6. Trots: juist het wezen van satan, juist het element, waarin hij leeft, datgene, dat de oorzaak was van zijn val, en tot zijn heersende drift geworden is: ook door dit stuk der wapenrusting houdt satan bezit van de vesting van het menselijk hart. Hij is het, die voortdurend ijdele begrippen van ’s mensen belangrijkheid inprent, die hem doet opzwellen en hem opblaast met een aanmatigende dunk van zijn kracht, wijsheid en gerechtigheid. Door op deze trots te werken, die in ’s mensen boezem huist, leert hij hem dat vernederende Evangelie, hetwelk het Woord van God verkondigt, te verafschuwen.

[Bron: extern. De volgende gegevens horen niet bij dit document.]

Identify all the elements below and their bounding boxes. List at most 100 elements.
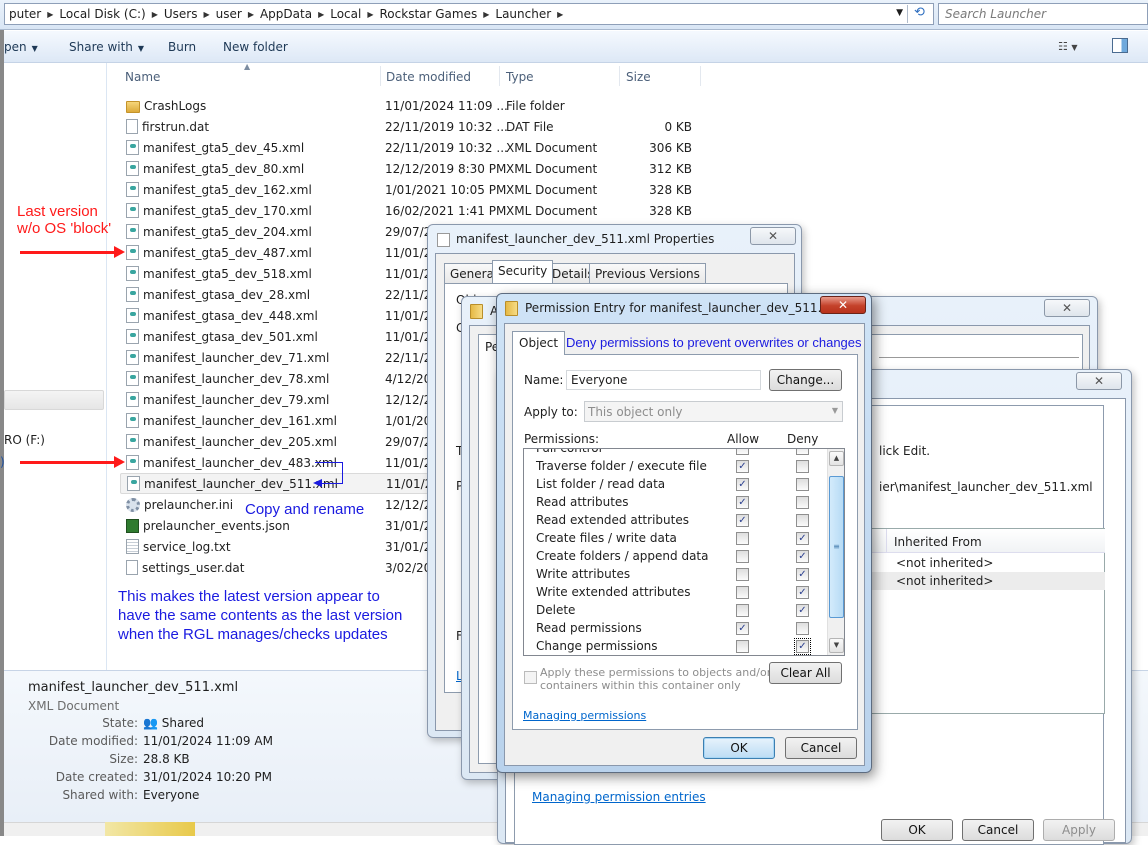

Door deze en andere stukken der wapenrusting houdt de ’’sterk gewapende” bezit van de vesting. Hij is gewapend op iedere plaats: hij bewaakt iedere uitgang: waar hij dan ook ziet, dat vermoedelijk een bres zal ontstaan, daar voert hij zijn wapenrusting aan, om het veilige bezit te handhaven. De ’’sterk gewapende” bewaart zijn hof in duizenden en miljoenen van het menselijk geslacht: en in deze staat dalen duizenden en miljoenen af in de binnenka- meren des doods. Daar regeert hij in al zijn duivelse glorie: daar zegeviert hij op triomfantelijke wijze over miljoenen, die in het verderf zijn gestort: daar koelt hij zijn wraak door zich te voeden met het bloed en het gebeente van ontelbare tienduizendtallen van slachtoffers: en daar lest hij zijn helse dorst: daar stilt hij zijn vijandschap tegen God, door in één hap gehele volkeren te verslinden, en miljoenen en miljoenen te vertreden in de afgrond der eeuwige ellende. Maar er is één hoofdtrek, welke de Heere beschrijft als duidelijk kenmerkende, dat satan zijn hof bewaart: ”al wat hij heeft is in vrede.” Doch welke vrede? Een valse vrede, een ellendige vrede, een vrede, welke het voorspel is van de eeuwige ellende. Dit is het hoofdkenmerk, dat de Heere heeft gekozen als omschrijvende en onderscheidende het bezit, dat satan houdt van de vesting van het menselijk hart: ”al wat hij heeft is in vrede.” Geen geestesbekommering, geen zielsoefening, geen benauwdheid der consciëntie, geen twijfel, nóch vreze, geen verschrikking, noch ontsteltenis, geen woelen in het bed te middernacht, geen overtuiging van zonde, geen schuldgevoelens, geen vrees voor de toekomende toorn. Maar bij hen is het alles kalm en gerust, een bloemrijke weide, en voort gaan zij, nederwaarts dansende tot in de binnenkameren des doods.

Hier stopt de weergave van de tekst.